Vivid new satellite photos of Anak Krakatau are providing our first cloud-free glimpse of the island volcano that triggered a devastating tsunami in Indonesia late last month. As the photos show, a gaping lagoon now appears where a 1,115-foot-high volcanic mountain once stood.
It’s now all but certain that a devastating landslide on Anak Krakatau unleashed the Indonesian tsunami on December 22, 2018, an event that killed over 420 people and displaced thousands along the coast of Java and Sumatra.
In the days that followed, poor weather and incessant cloud cover over the region prevented satellites from capturing a clear view of the island volcano. Grainy radar images released on December 27 were the first to provide visual evidence of the collapse, but new images released today by Planet Labs, a private Earth-imaging company based in San Francisco, show Anak Krakatau both before and after the landslide, in exquisite detail. Planet Labs captured the images using its Dove and SkySat platforms, as BBC reports.

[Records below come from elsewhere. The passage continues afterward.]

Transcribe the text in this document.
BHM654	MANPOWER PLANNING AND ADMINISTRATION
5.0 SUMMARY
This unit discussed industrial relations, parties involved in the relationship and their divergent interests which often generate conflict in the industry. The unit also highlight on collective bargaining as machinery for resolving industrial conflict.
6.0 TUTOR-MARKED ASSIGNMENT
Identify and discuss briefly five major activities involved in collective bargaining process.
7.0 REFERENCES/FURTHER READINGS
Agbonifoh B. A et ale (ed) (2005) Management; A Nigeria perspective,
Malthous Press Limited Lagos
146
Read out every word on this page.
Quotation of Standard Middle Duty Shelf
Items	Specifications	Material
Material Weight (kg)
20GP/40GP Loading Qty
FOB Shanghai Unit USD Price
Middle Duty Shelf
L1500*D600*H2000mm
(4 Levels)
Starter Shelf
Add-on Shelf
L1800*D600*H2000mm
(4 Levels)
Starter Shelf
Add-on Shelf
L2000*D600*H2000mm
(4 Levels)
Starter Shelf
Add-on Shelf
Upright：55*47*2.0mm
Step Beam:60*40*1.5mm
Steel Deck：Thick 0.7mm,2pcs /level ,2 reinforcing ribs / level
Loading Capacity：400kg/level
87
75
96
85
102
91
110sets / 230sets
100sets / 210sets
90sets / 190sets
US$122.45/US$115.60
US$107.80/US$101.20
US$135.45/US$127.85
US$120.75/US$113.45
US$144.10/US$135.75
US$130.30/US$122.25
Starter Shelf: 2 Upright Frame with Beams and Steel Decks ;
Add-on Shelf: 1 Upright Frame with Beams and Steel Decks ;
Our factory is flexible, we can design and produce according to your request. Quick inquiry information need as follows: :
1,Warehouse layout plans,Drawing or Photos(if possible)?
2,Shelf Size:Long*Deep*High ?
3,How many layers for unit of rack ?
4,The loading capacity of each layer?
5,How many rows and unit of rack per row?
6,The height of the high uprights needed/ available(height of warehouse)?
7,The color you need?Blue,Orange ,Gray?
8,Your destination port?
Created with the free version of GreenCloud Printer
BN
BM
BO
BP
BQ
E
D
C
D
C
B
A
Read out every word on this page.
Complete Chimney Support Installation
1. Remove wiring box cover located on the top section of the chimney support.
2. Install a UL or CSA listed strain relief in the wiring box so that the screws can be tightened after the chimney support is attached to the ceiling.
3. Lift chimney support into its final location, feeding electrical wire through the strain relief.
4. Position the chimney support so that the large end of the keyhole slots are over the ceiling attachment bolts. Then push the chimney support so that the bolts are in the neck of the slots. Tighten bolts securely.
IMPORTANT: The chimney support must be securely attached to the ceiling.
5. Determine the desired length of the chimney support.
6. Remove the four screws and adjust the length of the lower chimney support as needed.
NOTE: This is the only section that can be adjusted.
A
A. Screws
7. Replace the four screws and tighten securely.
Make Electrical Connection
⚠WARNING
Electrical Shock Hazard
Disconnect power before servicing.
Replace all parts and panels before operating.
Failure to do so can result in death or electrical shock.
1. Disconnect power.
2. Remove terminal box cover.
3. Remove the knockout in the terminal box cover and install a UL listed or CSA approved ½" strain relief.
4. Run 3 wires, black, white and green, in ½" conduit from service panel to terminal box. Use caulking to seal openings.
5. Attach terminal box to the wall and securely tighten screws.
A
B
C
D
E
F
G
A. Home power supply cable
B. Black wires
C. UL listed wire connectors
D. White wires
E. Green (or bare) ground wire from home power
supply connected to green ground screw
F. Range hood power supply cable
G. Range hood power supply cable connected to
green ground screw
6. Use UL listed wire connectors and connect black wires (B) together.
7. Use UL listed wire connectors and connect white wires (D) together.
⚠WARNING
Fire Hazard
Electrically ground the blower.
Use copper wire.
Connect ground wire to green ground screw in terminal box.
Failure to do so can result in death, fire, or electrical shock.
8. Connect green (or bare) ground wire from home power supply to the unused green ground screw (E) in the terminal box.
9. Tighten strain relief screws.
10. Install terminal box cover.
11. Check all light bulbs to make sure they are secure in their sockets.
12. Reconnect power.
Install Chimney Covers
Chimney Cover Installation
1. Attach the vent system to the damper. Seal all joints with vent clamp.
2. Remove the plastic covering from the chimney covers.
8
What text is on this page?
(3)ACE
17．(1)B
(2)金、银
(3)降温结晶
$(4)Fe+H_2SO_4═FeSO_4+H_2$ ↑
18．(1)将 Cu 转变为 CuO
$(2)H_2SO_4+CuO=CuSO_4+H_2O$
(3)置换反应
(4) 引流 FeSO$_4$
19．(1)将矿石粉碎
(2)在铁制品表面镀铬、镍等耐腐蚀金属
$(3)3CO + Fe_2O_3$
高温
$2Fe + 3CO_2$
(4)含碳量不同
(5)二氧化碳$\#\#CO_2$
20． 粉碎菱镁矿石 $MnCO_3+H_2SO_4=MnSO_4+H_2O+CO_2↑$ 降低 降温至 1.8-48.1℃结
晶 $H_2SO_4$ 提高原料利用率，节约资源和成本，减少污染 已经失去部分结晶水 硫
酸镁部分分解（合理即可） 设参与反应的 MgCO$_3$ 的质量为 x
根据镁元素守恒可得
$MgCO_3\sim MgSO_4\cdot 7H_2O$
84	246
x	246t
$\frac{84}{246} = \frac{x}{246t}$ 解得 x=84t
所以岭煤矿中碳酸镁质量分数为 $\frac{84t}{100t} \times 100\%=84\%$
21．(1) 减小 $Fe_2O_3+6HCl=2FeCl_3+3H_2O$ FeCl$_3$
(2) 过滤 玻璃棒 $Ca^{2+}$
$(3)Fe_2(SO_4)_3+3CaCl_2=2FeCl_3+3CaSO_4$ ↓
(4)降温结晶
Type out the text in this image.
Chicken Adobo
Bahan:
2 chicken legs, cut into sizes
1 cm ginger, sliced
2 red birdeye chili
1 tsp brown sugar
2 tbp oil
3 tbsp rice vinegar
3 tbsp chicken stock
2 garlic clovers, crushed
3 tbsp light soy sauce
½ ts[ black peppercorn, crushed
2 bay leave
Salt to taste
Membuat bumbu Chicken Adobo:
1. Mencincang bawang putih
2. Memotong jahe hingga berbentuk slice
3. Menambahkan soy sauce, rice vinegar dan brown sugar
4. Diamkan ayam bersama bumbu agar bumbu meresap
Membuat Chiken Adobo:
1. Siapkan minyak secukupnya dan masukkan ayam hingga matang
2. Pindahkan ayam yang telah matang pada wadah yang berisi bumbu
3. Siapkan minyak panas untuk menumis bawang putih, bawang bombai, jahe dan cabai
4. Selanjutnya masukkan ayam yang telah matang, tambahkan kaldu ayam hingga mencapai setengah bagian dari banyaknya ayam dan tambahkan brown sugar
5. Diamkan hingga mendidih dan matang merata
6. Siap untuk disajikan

An image taken on December 17, 2018 shows the volcano just five days before the collapse. Other than a plume of smoke rising from the top of its cone, nothing seems out of the ordinary.
A shocking image taken on December 30—a week after the disaster—shows the shattered remains of the island volcano. Every edge and contour of the island is now different, its shape irrevocably changed. A gaping lagoon—now a bay—appears where the mountain once stood. Foliage that once grew along the island’s eastern regions appears to be completely gone. A copious amount of light brown sediment can be seen wafting in the waters along the island’s western and southern coasts.
A satellite photo captured just yesterday, on January 2, offers a closer view of the island. Thick white smoke can be seen billowing from the volcano’s new cone, while no shred of vegetation can be seen on the island’s surface. The new bay appears to have shrunk since December 30, suggesting ongoing seismic activity and land slips as the volcano continues to rumble and settle.
Writing at the Landslide Blog, geologist David Petley said the new images show that a significant portion of the landslide came from above sea level (a subaerial landslide), contrary to initial reports that it was a submarine landslide.
“No remains of the landslide are seen—it left almost nothing behind as far as I can see—so the entire volume of 150-170 million cubic metres entered the water,” wrote Petley. “It is unsurprising therefore that it generated a very significant tsunami in the local area.”
What’s more, Petley said the toe, or base, of the landslide was “extremely broad,” which meant the landslide “would have been able to displace water across a very large front.”
Looking at these photos, Anak Krakatau appears to be one of the most formidable and uninviting places on Earth at the moment. And as the smoke billowing from its surface suggests, it continues to be an active volcano. Residents along the Sumatra and Java coast are being told to stay on high alert for fear of further tsunamis.